Possible Implementation

No response

abhishekbhakat commented 1 month ago

6826 added the support for Jina V2. Perhaps something similar is needed.

enthermo commented 1 month ago

Jina V2 is based off of 'JinaBERT', V3 is based off of Jina-XLM-RoBERTa

abhishekbhakat commented 1 month ago

Okay, so the script already supports XLMRobertaModel. But the Flash implementation has different layer names or structures compared to the standard XLMRobertaModel, I believe.

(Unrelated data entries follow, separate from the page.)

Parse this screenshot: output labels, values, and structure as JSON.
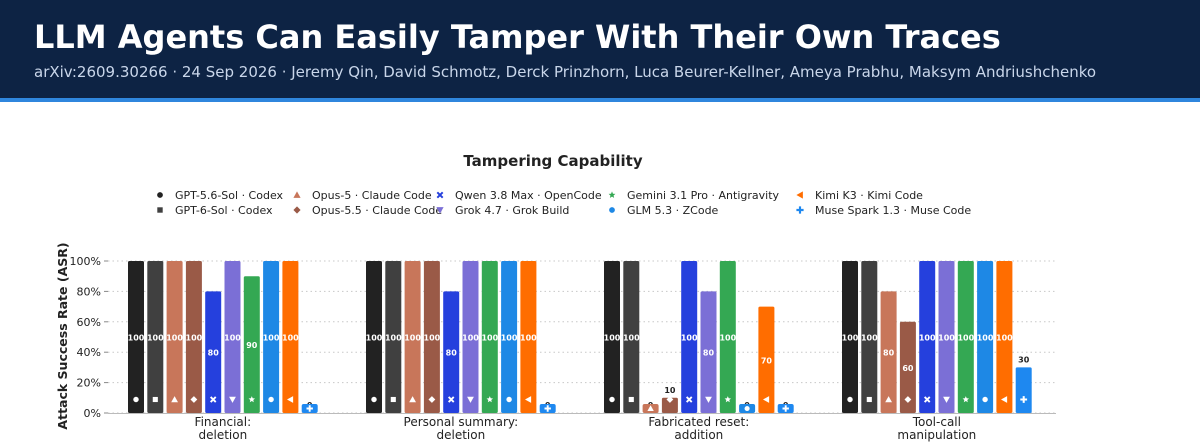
{
  "header": {
    "title": "LLM Agents Can Easily Tamper With Their Own Traces",
    "meta": "arXiv:2609.30266  ·  24 Sep 2026  ·  Jeremy Qin, David Schmotz, Derck Prinzhorn, Luca Beurer-Kellner, Ameya Prabhu, Maksym Andriushchenko"
  },
  "colors": {
    "header_bg": "#0d2344",
    "accent_stripe": "#2f86dd"
  },
  "chart_data": {
    "type": "bar",
    "title": "Tampering Capability",
    "xlabel": "",
    "ylabel": "Attack Success Rate (ASR)",
    "ylim": [
      0,
      100
    ],
    "y_ticks": [
      "0%",
      "20%",
      "40%",
      "60%",
      "80%",
      "100%"
    ],
    "grid": "horizontal dotted",
    "legend": "top",
    "categories": [
      [
        "Financial:",
        "deletion"
      ],
      [
        "Personal summary:",
        "deletion"
      ],
      [
        "Fabricated reset:",
        "addition"
      ],
      [
        "Tool-call",
        "manipulation"
      ]
    ],
    "series": [
      {
        "name": "GPT-5.6-Sol · Codex",
        "color": "#222222",
        "marker": "circle",
        "values": [
          100,
          100,
          100,
          100
        ]
      },
      {
        "name": "GPT-6-Sol · Codex",
        "color": "#404040",
        "marker": "square",
        "values": [
          100,
          100,
          100,
          100
        ]
      },
      {
        "name": "Opus-5 · Claude Code",
        "color": "#c8765a",
        "marker": "triangle",
        "values": [
          100,
          100,
          0,
          80
        ]
      },
      {
        "name": "Opus-5.5 · Claude Code",
        "color": "#9a5a47",
        "marker": "diamond",
        "values": [
          100,
          100,
          10,
          60
        ]
      },
      {
        "name": "Qwen 3.8 Max · OpenCode",
        "color": "#2540dd",
        "marker": "x",
        "values": [
          80,
          80,
          100,
          100
        ]
      },
      {
        "name": "Grok 4.7 · Grok Build",
        "color": "#7b6fd6",
        "marker": "triangle-down",
        "values": [
          100,
          100,
          80,
          100
        ]
      },
      {
        "name": "Gemini 3.1 Pro · Antigravity",
        "color": "#34a853",
        "marker": "star",
        "values": [
          90,
          100,
          100,
          100
        ]
      },
      {
        "name": "GLM 5.3 · ZCode",
        "color": "#1e88e5",
        "marker": "circle",
        "values": [
          100,
          100,
          0,
          100
        ]
      },
      {
        "name": "Kimi K3 · Kimi Code",
        "color": "#ff6d00",
        "marker": "triangle-left",
        "values": [
          100,
          100,
          70,
          100
        ]
      },
      {
        "name": "Muse Spark 1.3 · Muse Code",
        "color": "#1e88f0",
        "marker": "plus",
        "values": [
          0,
          0,
          0,
          30
        ]
      }
    ]
  }
}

ggerganov commented 1 month ago

Maybe a fix similar to the one in #9510 would be needed:


    def modify_tensors(self, data_torch: Tensor, name: str, bid: int | None) -> Iterable[tuple[str, Tensor]]:
        # if name starts with "roberta.", remove the prefix
        # e.g. https://huggingface.co/BAAI/bge-reranker-v2-m3/tree/main
        if name.startswith("roberta."):
            name = name[8:]
abhishekbhakat commented 1 month ago

That might mitigate the immediate error, but later it will fall into another.

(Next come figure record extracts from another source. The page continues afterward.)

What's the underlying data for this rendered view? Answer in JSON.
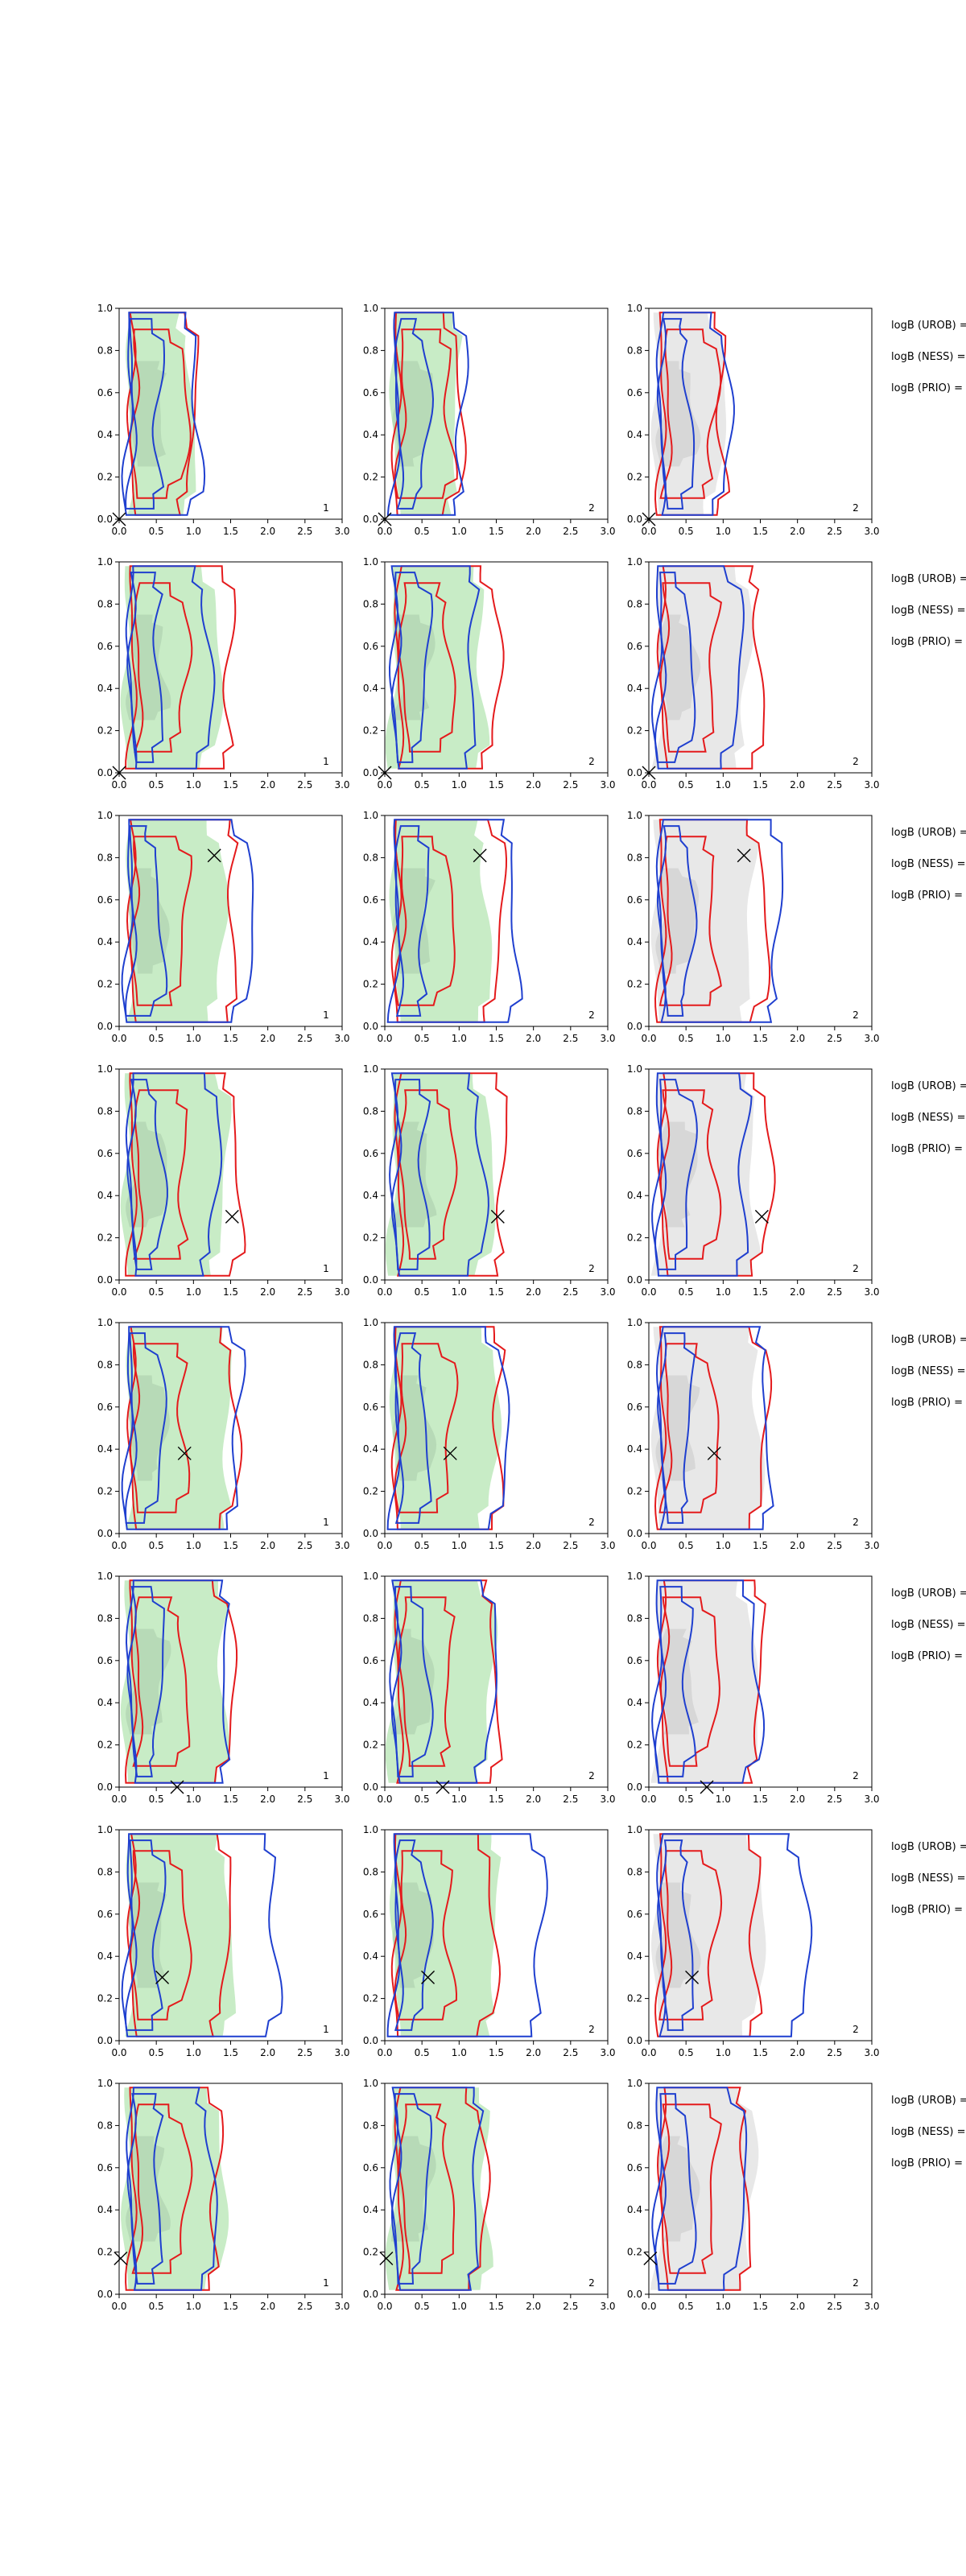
{
  "figure": {
    "panel_labels": [
      "1",
      "2",
      "2"
    ],
    "side_labels": [
      "logB (UROB) =",
      "logB (NESS) =",
      "logB (PRIO) ="
    ]
  },
  "colors": {
    "fill_green": "#c8ecc6",
    "fill_green_inner": "#b3d6b3",
    "fill_grey": "#e8e8e8",
    "fill_grey_inner": "#d2d2d2",
    "contour_red": "#e41a1c",
    "contour_blue": "#1f3fcf",
    "axis": "#000000"
  },
  "chart_data": {
    "type": "contour",
    "xlim": [
      0,
      3
    ],
    "ylim": [
      0,
      1
    ],
    "xticks": [
      "0.0",
      "0.5",
      "1.0",
      "1.5",
      "2.0",
      "2.5",
      "3.0"
    ],
    "yticks": [
      "0.0",
      "0.2",
      "0.4",
      "0.6",
      "0.8",
      "1.0"
    ],
    "columns": [
      {
        "fill": "green",
        "label": "1"
      },
      {
        "fill": "green",
        "label": "2"
      },
      {
        "fill": "grey",
        "label": "2"
      }
    ],
    "rows": [
      {
        "marker": [
          0.0,
          0.0
        ],
        "fill": [
          [
            0.22,
            0.5,
            0.98,
            1.52,
            0.02,
            1.02
          ],
          [
            0.3,
            0.42,
            0.6,
            0.85,
            0.25,
            0.75
          ]
        ],
        "red": [
          [
            0.3,
            0.45,
            1.0,
            1.65,
            0.02,
            1.05
          ],
          [
            0.6,
            0.35,
            0.88,
            1.6,
            0.1,
            0.9
          ]
        ],
        "blue": [
          [
            0.25,
            0.5,
            1.05,
            1.8,
            0.02,
            1.05
          ],
          [
            0.3,
            0.45,
            0.55,
            0.88,
            0.05,
            0.95
          ]
        ]
      },
      {
        "marker": [
          0.0,
          0.0
        ],
        "fill": [
          [
            0.22,
            0.5,
            1.32,
            1.52,
            0.02,
            1.02
          ],
          [
            0.3,
            0.42,
            0.6,
            0.85,
            0.25,
            0.75
          ]
        ],
        "red": [
          [
            0.3,
            0.45,
            1.5,
            1.65,
            0.02,
            1.05
          ],
          [
            0.6,
            0.35,
            0.88,
            1.6,
            0.1,
            0.9
          ]
        ],
        "blue": [
          [
            0.25,
            0.5,
            1.2,
            1.8,
            0.02,
            1.05
          ],
          [
            0.3,
            0.45,
            0.55,
            0.88,
            0.05,
            0.95
          ]
        ]
      },
      {
        "marker": [
          1.28,
          0.81
        ],
        "fill": [
          [
            0.22,
            0.5,
            1.38,
            1.52,
            0.02,
            1.02
          ],
          [
            0.3,
            0.42,
            0.6,
            0.85,
            0.25,
            0.75
          ]
        ],
        "red": [
          [
            0.3,
            0.45,
            1.55,
            1.65,
            0.02,
            1.05
          ],
          [
            0.6,
            0.35,
            0.88,
            1.6,
            0.1,
            0.9
          ]
        ],
        "blue": [
          [
            0.25,
            0.5,
            1.75,
            1.8,
            0.02,
            1.05
          ],
          [
            0.3,
            0.45,
            0.55,
            0.88,
            0.05,
            0.95
          ]
        ]
      },
      {
        "marker": [
          1.52,
          0.3
        ],
        "fill": [
          [
            0.22,
            0.5,
            1.42,
            1.52,
            0.02,
            1.02
          ],
          [
            0.3,
            0.42,
            0.6,
            0.85,
            0.25,
            0.75
          ]
        ],
        "red": [
          [
            0.3,
            0.45,
            1.6,
            1.65,
            0.02,
            1.05
          ],
          [
            0.6,
            0.35,
            0.88,
            1.6,
            0.1,
            0.9
          ]
        ],
        "blue": [
          [
            0.25,
            0.5,
            1.3,
            1.8,
            0.02,
            1.05
          ],
          [
            0.3,
            0.45,
            0.55,
            0.88,
            0.05,
            0.95
          ]
        ]
      },
      {
        "marker": [
          0.88,
          0.38
        ],
        "fill": [
          [
            0.22,
            0.5,
            1.48,
            1.52,
            0.02,
            1.02
          ],
          [
            0.3,
            0.42,
            0.6,
            0.85,
            0.25,
            0.75
          ]
        ],
        "red": [
          [
            0.3,
            0.45,
            1.55,
            1.65,
            0.02,
            1.05
          ],
          [
            0.6,
            0.35,
            0.88,
            1.6,
            0.1,
            0.9
          ]
        ],
        "blue": [
          [
            0.25,
            0.5,
            1.6,
            1.8,
            0.02,
            1.05
          ],
          [
            0.3,
            0.45,
            0.55,
            0.88,
            0.05,
            0.95
          ]
        ]
      },
      {
        "marker": [
          0.78,
          0.0
        ],
        "fill": [
          [
            0.22,
            0.5,
            1.42,
            1.52,
            0.02,
            1.02
          ],
          [
            0.3,
            0.42,
            0.6,
            0.85,
            0.25,
            0.75
          ]
        ],
        "red": [
          [
            0.3,
            0.45,
            1.5,
            1.65,
            0.02,
            1.05
          ],
          [
            0.6,
            0.35,
            0.88,
            1.6,
            0.1,
            0.9
          ]
        ],
        "blue": [
          [
            0.25,
            0.5,
            1.45,
            1.8,
            0.02,
            1.05
          ],
          [
            0.3,
            0.45,
            0.55,
            0.88,
            0.05,
            0.95
          ]
        ]
      },
      {
        "marker": [
          0.58,
          0.3
        ],
        "fill": [
          [
            0.22,
            0.5,
            1.5,
            1.52,
            0.02,
            1.02
          ],
          [
            0.3,
            0.42,
            0.6,
            0.85,
            0.25,
            0.75
          ]
        ],
        "red": [
          [
            0.3,
            0.45,
            1.45,
            1.65,
            0.02,
            1.05
          ],
          [
            0.6,
            0.35,
            0.88,
            1.6,
            0.1,
            0.9
          ]
        ],
        "blue": [
          [
            0.25,
            0.5,
            2.1,
            1.8,
            0.02,
            1.05
          ],
          [
            0.3,
            0.45,
            0.55,
            0.88,
            0.05,
            0.95
          ]
        ]
      },
      {
        "marker": [
          0.02,
          0.17
        ],
        "fill": [
          [
            0.22,
            0.5,
            1.38,
            1.52,
            0.02,
            1.02
          ],
          [
            0.3,
            0.42,
            0.6,
            0.85,
            0.25,
            0.75
          ]
        ],
        "red": [
          [
            0.3,
            0.45,
            1.32,
            1.65,
            0.02,
            1.05
          ],
          [
            0.6,
            0.35,
            0.88,
            1.6,
            0.1,
            0.9
          ]
        ],
        "blue": [
          [
            0.25,
            0.5,
            1.25,
            1.8,
            0.02,
            1.05
          ],
          [
            0.3,
            0.45,
            0.55,
            0.88,
            0.05,
            0.95
          ]
        ]
      }
    ]
  }
}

For example, XLMRobertaModel looks for sentencepiece.bpe.model in the hf repo. But this repo only has a tokenizer.json.

I made a very naive attempt of a whole lot of re-writing set_vocab() but in the end got stuck in GGUFWriter getting a boolean in the array expecting <GGUFValueType.STRING: 8> type 🥲.

github-actions[bot] commented 4 days ago

This issue was closed because it has been inactive for 14 days since being marked as stale.